Mitochondrial DNA (mtDNA) deletion is a well-known marker for oxidative stress and aging, and contributes to harmful effects in cultured cells and animal tissues. mtDNA biogenesis genes (NRF-1, TFAM) are essential for the maintenance of mtDNA, as well as the transcription and replication of mitochondrial genomes. Considering that oxidative stress is known to affect mitochondrial biogenesis, we hypothesized that ionizing radiation (IR)-induced reactive oxygen species (ROS) causes mtDNA deletion by modulating the mitochondrial biogenesis, thereby leading to cellular senescence. Therefore, we examined the effects of IR on ROS levels, cellular senescence, mitochondrial biogenesis, and mtDNA deletion in IMR-90 human lung fibroblast cells. Young IMR-90 cells at population doubling (PD) 39 were irradiated at 4 or 8 Gy. Old cells at PD55, and H2O2-treated young cells at PD 39, were compared as a positive control. The IR increased the intracellular ROS level, senescence-associated ${\beta}$-galactosidase (SA-${\beta}$-gal) activity, and mtDNA common deletion (4977 bp), and it decreased the mRNA expression of NRF-1 and TFAM in IMR-90 cells.

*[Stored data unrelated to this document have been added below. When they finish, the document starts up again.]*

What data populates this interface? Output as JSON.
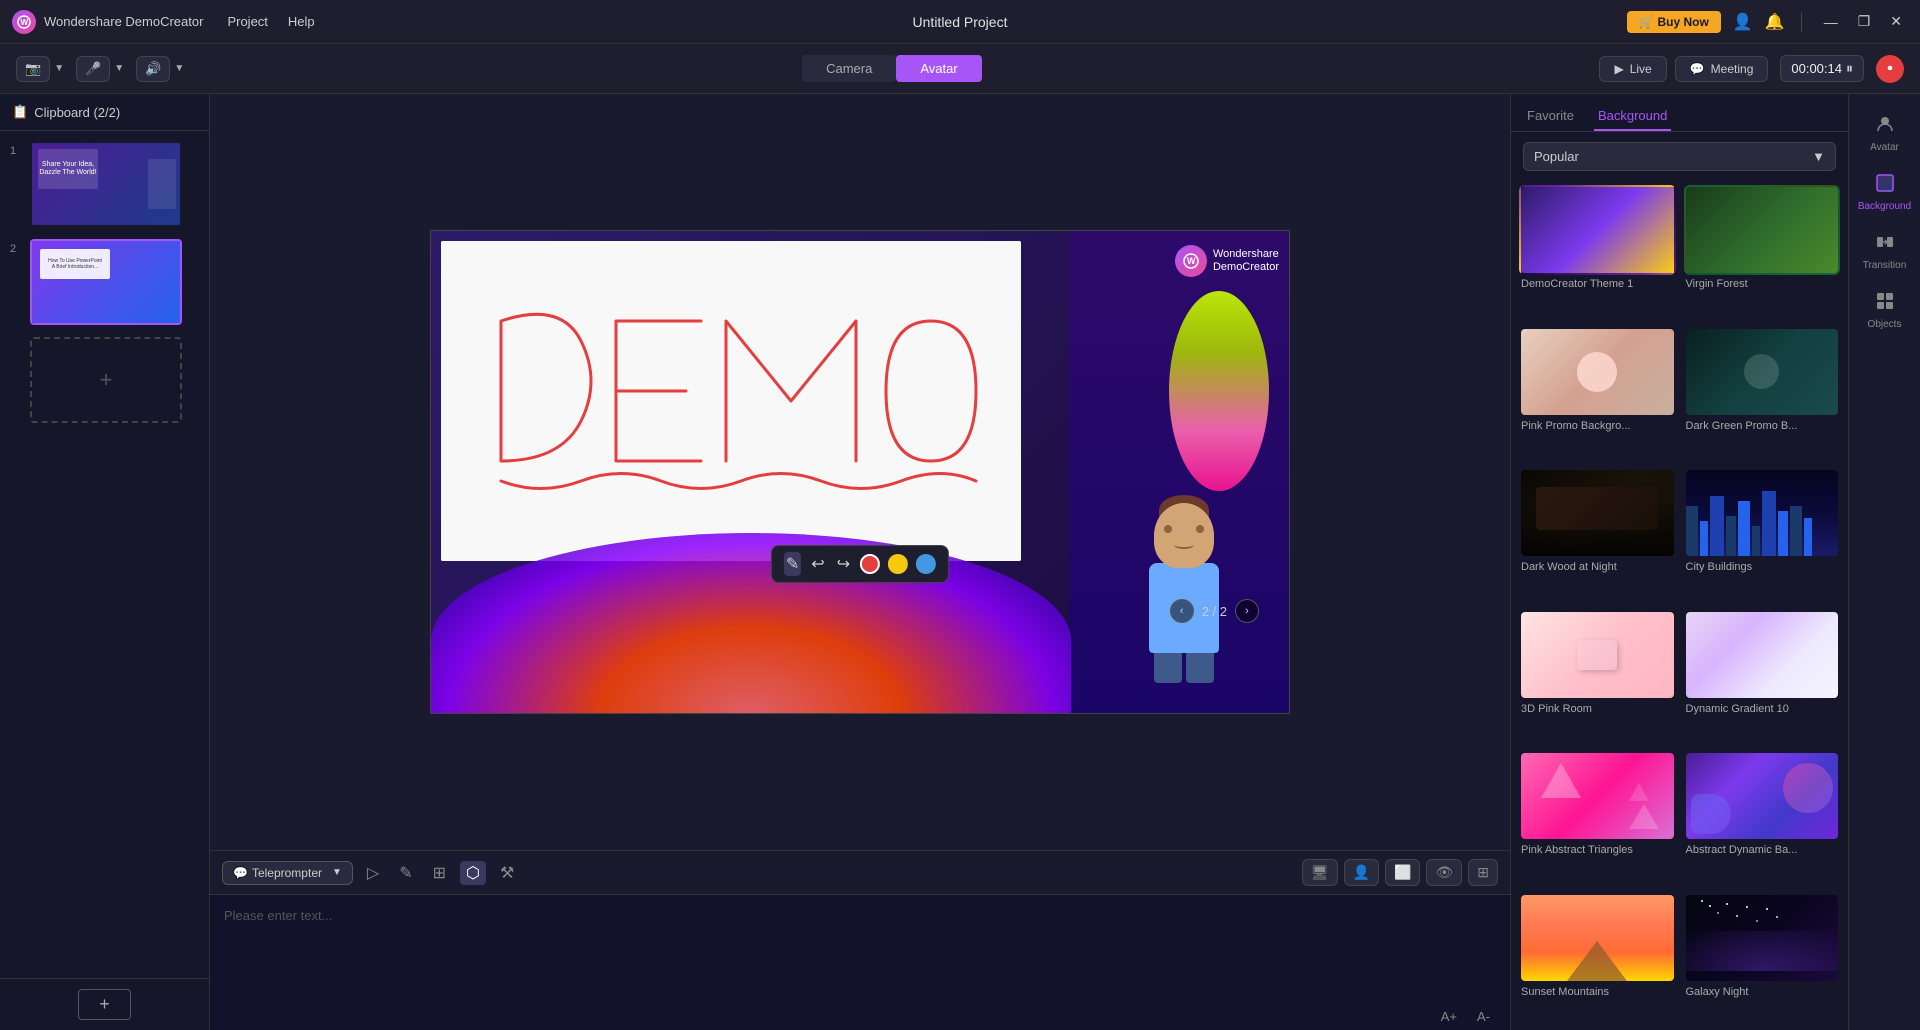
{
  "app": {
    "name": "Wondershare DemoCreator",
    "project_title": "Untitled Project"
  },
  "titlebar": {
    "logo_letter": "W",
    "app_name": "Wondershare DemoCreator",
    "menu_items": [
      "Project",
      "Help"
    ],
    "buy_now": "Buy Now",
    "project_title": "Untitled Project",
    "minimize": "—",
    "maximize": "❐",
    "close": "✕"
  },
  "toolbar": {
    "camera_label": "Camera",
    "avatar_label": "Avatar",
    "live_label": "Live",
    "meeting_label": "Meeting",
    "timer": "00:00:14"
  },
  "left_panel": {
    "header": "Clipboard (2/2)",
    "clip1_num": "1",
    "clip2_num": "2",
    "add_scene_label": "+"
  },
  "canvas": {
    "page_current": "2",
    "page_total": "2",
    "page_display": "2 / 2",
    "dc_logo_line1": "Wondershare",
    "dc_logo_line2": "DemoCreator"
  },
  "drawing_toolbar": {
    "tools": [
      "✎",
      "↩",
      "↪"
    ],
    "colors": [
      "red",
      "yellow",
      "blue"
    ]
  },
  "teleprompter": {
    "label": "Teleprompter",
    "placeholder": "Please enter text...",
    "tools": [
      "▷",
      "✎",
      "⊞",
      "⬡",
      "⚒"
    ]
  },
  "right_panel": {
    "tab_favorite": "Favorite",
    "tab_background": "Background",
    "filter_label": "Popular",
    "backgrounds": [
      {
        "id": "democreator-theme-1",
        "label": "DemoCreator Theme 1",
        "class": "bg-democreator",
        "fav": false
      },
      {
        "id": "virgin-forest",
        "label": "Virgin Forest",
        "class": "bg-virgin-forest",
        "fav": false
      },
      {
        "id": "pink-promo",
        "label": "Pink Promo Backgro...",
        "class": "bg-pink-promo",
        "fav": false
      },
      {
        "id": "dark-green-promo",
        "label": "Dark Green Promo B...",
        "class": "bg-dark-green-promo",
        "fav": false
      },
      {
        "id": "dark-wood",
        "label": "Dark Wood at Night",
        "class": "bg-dark-wood",
        "fav": true
      },
      {
        "id": "city-buildings",
        "label": "City Buildings",
        "class": "bg-city-buildings",
        "fav": false
      },
      {
        "id": "3d-pink-room",
        "label": "3D Pink Room",
        "class": "bg-3d-pink",
        "fav": false
      },
      {
        "id": "dynamic-gradient-10",
        "label": "Dynamic Gradient 10",
        "class": "bg-dynamic-gradient",
        "fav": false
      },
      {
        "id": "pink-abstract-triangles",
        "label": "Pink Abstract Triangles",
        "class": "bg-pink-triangles",
        "fav": false
      },
      {
        "id": "abstract-dynamic-ba",
        "label": "Abstract Dynamic Ba...",
        "class": "bg-abstract-dynamic",
        "fav": true
      },
      {
        "id": "sunset",
        "label": "Sunset Mountains",
        "class": "bg-sunset",
        "fav": false
      },
      {
        "id": "galaxy",
        "label": "Galaxy Night",
        "class": "bg-galaxy",
        "fav": false
      }
    ]
  },
  "right_sidebar": {
    "items": [
      {
        "id": "avatar",
        "label": "Avatar",
        "icon": "👤"
      },
      {
        "id": "background",
        "label": "Background",
        "icon": "🖼"
      },
      {
        "id": "transition",
        "label": "Transition",
        "icon": "⇄"
      },
      {
        "id": "objects",
        "label": "Objects",
        "icon": "⊞"
      }
    ]
  }
}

Similar results were also observed in old cells (PD 55) and $H_2O_2$-treated young cells. To confirm that a increase in ROS level is essential for mtDNA deletion and changes of mitochondrial biogenesis in irradiated cells, the effects of N-acetylcysteine (NAC) were examined. In irradiated and $H_2O_2$-treated cells, 5 mM NAC significantly attenuated the increases of ROS, mtDNA deletion, and SA-${\beta}$-gal activity, and recovered from decreased expressions of NRF-1 and TFAM mRNA. These results suggest that ROS is a key cause of IR-induced mtDNA deletion, and the suppression of the mitochondrial biogenesis gene may mediate this process.